Kendall Myers

Walter Kendall Myers ( born 1937 in Washington DC ) is a former senior official of the State Department of the United States. In 2009 he was arrested with his wife Gwendolyn Myers for alleged 30 -year-old spy for the Republic of Cuba. 2010, they were sentenced, Walter for life, Gwendolyn for more than 5 years.

Career

Kendall Myers is the grandson of Gilbert Grosvenor and the great-grandson of Alexander Graham Bell. He attended Brown University and later made a Doctor of Philosophy at Johns Hopkins University. There, and at Georgetown and George Washington University, where he also taught. From 1977 he also worked for the U.S. State Department. In 1978, he was allegedly recruited by Cuban spies. From 2000 to 2007 he worked for the Bureau of Intelligence and Research, where he had daily access to data with high levels of confidentiality. Last year alone, his work, he should have called the 200 documents about Cuba.

On June 6, 2009, he and his wife were arrested after a covert operation by the FBI, in which a FBI agent posing as a Cuban intelligence officer.

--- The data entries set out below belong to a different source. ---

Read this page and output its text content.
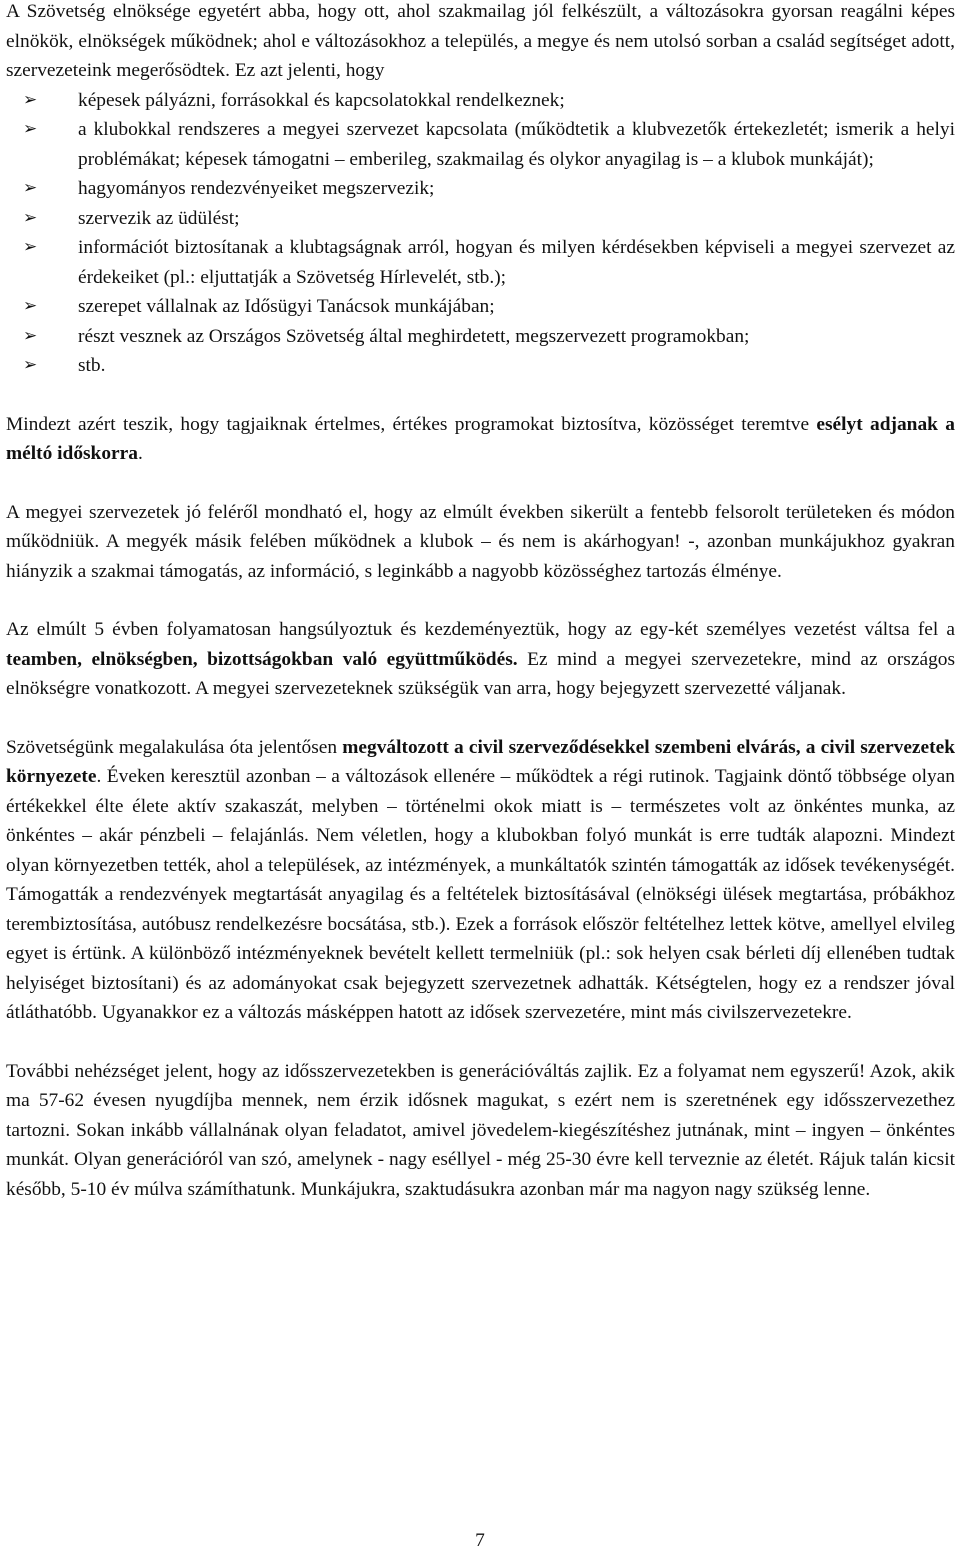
A Szövetség elnöksége egyetért abba, hogy ott, ahol szakmailag jól felkészült, a változásokra gyorsan reagálni képes elnökök, elnökségek működnek; ahol e változásokhoz a település, a megye és nem utolsó sorban a család segítséget adott, szervezeteink megerősödtek. Ez azt jelenti, hogy

➢ képesek pályázni, forrásokkal és kapcsolatokkal rendelkeznek;
➢ a klubokkal rendszeres a megyei szervezet kapcsolata (működtetik a klubvezetők értekezletét; ismerik a helyi problémákat; képesek támogatni – emberileg, szakmailag és olykor anyagilag is – a klubok munkáját);
➢ hagyományos rendezvényeiket megszervezik;
➢ szervezik az üdülést;
➢ információt biztosítanak a klubtagságnak arról, hogyan és milyen kérdésekben képviseli a megyei szervezet az érdekeiket (pl.: eljuttatják a Szövetség Hírlevelét, stb.);
➢ szerepet vállalnak az Idősügyi Tanácsok munkájában;
➢ részt vesznek az Országos Szövetség által meghirdetett, megszervezett programokban;
➢ stb.

Mindezt azért teszik, hogy tagjaiknak értelmes, értékes programokat biztosítva, közösséget teremtve esélyt adjanak a méltó időskorra.

A megyei szervezetek jó feléről mondható el, hogy az elmúlt években sikerült a fentebb felsorolt területeken és módon működniük. A megyék másik felében működnek a klubok – és nem is akárhogyan! -, azonban munkájukhoz gyakran hiányzik a szakmai támogatás, az információ, s leginkább a nagyobb közösséghez tartozás élménye.

Az elmúlt 5 évben folyamatosan hangsúlyoztuk és kezdeményeztük, hogy az egy-két személyes vezetést váltsa fel a teamben, elnökségben, bizottságokban való együttműködés. Ez mind a megyei szervezetekre, mind az országos elnökségre vonatkozott. A megyei szervezeteknek szükségük van arra, hogy bejegyzett szervezetté váljanak.

Szövetségünk megalakulása óta jelentősen megváltozott a civil szerveződésekkel szembeni elvárás, a civil szervezetek környezete. Éveken keresztül azonban – a változások ellenére – működtek a régi rutinok. Tagjaink döntő többsége olyan értékekkel élte élete aktív szakaszát, melyben – történelmi okok miatt is – természetes volt az önkéntes munka, az önkéntes – akár pénzbeli – felajánlás. Nem véletlen, hogy a klubokban folyó munkát is erre tudták alapozni. Mindezt olyan környezetben tették, ahol a települések, az intézmények, a munkáltatók szintén támogatták az idősek tevékenységét. Támogatták a rendezvények megtartását anyagilag és a feltételek biztosításával (elnökségi ülések megtartása, próbákhoz terembiztosítása, autóbusz rendelkezésre bocsátása, stb.). Ezek a források először feltételhez lettek kötve, amellyel elvileg egyet is értünk. A különböző intézményeknek bevételt kellett termelniük (pl.: sok helyen csak bérleti díj ellenében tudtak helyiséget biztosítani) és az adományokat csak bejegyzett szervezetnek adhatták. Kétségtelen, hogy ez a rendszer jóval átláthatóbb. Ugyanakkor ez a változás másképpen hatott az idősek szervezetére, mint más civilszervezetekre.

További nehézséget jelent, hogy az idősszervezetekben is generációváltás zajlik. Ez a folyamat nem egyszerű! Azok, akik ma 57-62 évesen nyugdíjba mennek, nem érzik idősnek magukat, s ezért nem is szeretnének egy idősszervezethez tartozni. Sokan inkább vállalnának olyan feladatot, amivel jövedelem-kiegészítéshez jutnának, mint – ingyen – önkéntes munkát. Olyan generációról van szó, amelynek - nagy eséllyel - még 25-30 évre kell terveznie az életét. Rájuk talán kicsit később, 5-10 év múlva számíthatunk. Munkájukra, szaktudásukra azonban már ma nagyon nagy szükség lenne.

7
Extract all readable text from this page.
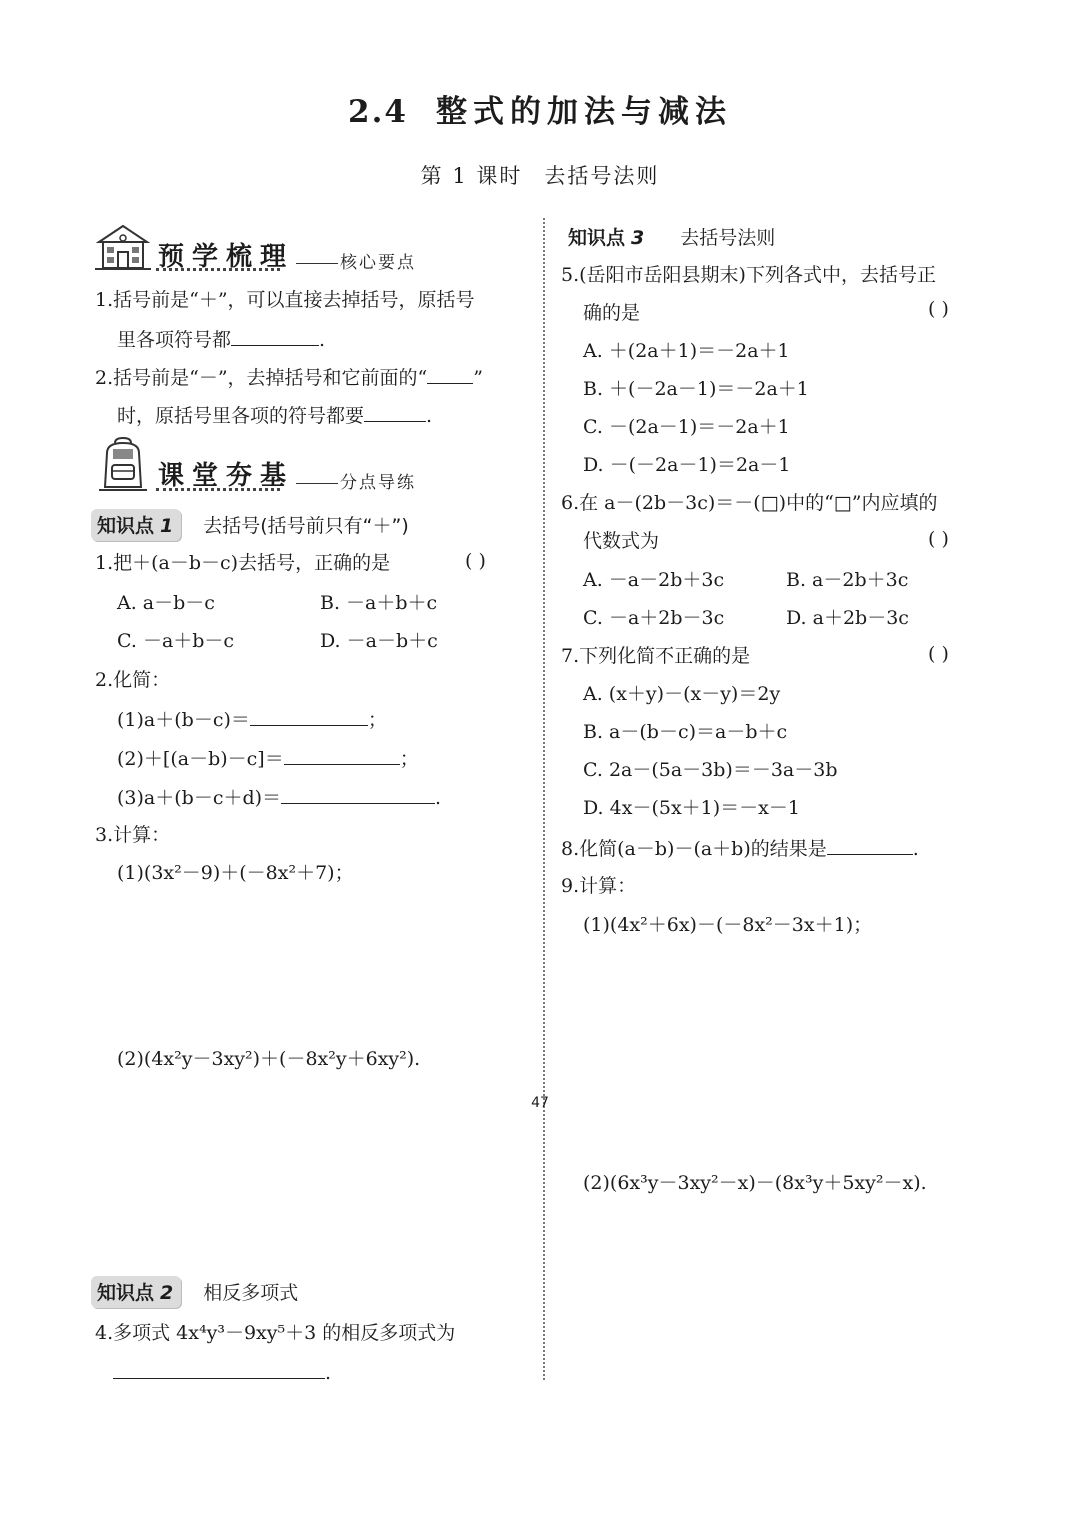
2.4 整式的加法与减法
第 1 课时 去括号法则
预学梳理	核心要点
1.括号前是“＋”，可以直接去掉括号，原括号
里各项符号都	.
2.括号前是“－”，去掉括号和它前面的“ ”
时，原括号里各项的符号都要	.
课堂夯基	分点导练
知识点 1 去括号(括号前只有“＋”)
1.把＋(a－b－c)去括号，正确的是	( )
A. a－b－c	B. －a＋b＋c
C. －a＋b－c	D. －a－b＋c
2.化简：
(1)a＋(b－c)＝	；
(2)＋[(a－b)－c]＝	；
(3)a＋(b－c＋d)＝	.
3.计算：
(1)(3x²－9)＋(－8x²＋7)；
(2)(4x²y－3xy²)＋(－8x²y＋6xy²).
知识点 2 相反多项式
4.多项式 4x⁴y³－9xy⁵＋3 的相反多项式为
.
知识点 3 去括号法则
5.(岳阳市岳阳县期末)下列各式中，去括号正
确的是	( )
A. ＋(2a＋1)＝－2a＋1
B. ＋(－2a－1)＝－2a＋1
C. －(2a－1)＝－2a＋1
D. －(－2a－1)＝2a－1
6.在 a－(2b－3c)＝－(□)中的“□”内应填的
代数式为	( )
A. －a－2b＋3c	B. a－2b＋3c
C. －a＋2b－3c	D. a＋2b－3c
7.下列化简不正确的是	( )
A. (x＋y)－(x－y)＝2y
B. a－(b－c)＝a－b＋c
C. 2a－(5a－3b)＝－3a－3b
D. 4x－(5x＋1)＝－x－1
8.化简(a－b)－(a＋b)的结果是	.
9.计算：
(1)(4x²＋6x)－(－8x²－3x＋1)；
(2)(6x³y－3xy²－x)－(8x³y＋5xy²－x).
47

Walter ( Agent 202) and Gwendolyn Myers ( Agent 123 ) allegedly took advantage of short-wave radios, encrypted emails and direct transfers to communicate with Cuba. They should also have several times visited Havana in 1995 and Fidel Castro met. It is assumed on the part of the investigating authorities that the Myers worked at least also from ideological conviction for Cuba. It diary entries were reproduced, in which Kendall Myers wrote among other things:

He also described there Fidel Castro as "one of the great political leaders of our time. "

Kendall and Gwendolyn Myers pleaded on 20 November 2009 partially guilty. Kendall Myers wanted to go to a private showing of the USA not hurt, but Cuba thereby protect by making available to them an adequate picture of the hostile attitude of the United States. On July 16, 2010 Kendall Meyers was sentenced to life imprisonment without possibility of early release, his wife, to 81 months in prison.

Reactions in Cuba

"Those who in one form or another have helped to protect the Cuban people from the terrorist plans and assassination plots Organised by various U.S. administrations have done so at the initiative of Their Own conscience and are deserving, in my judgment, of all the honors in the world. "

Castro refused to comment on the alleged spying activities of the two, but added that if this were so, they must be praised for it.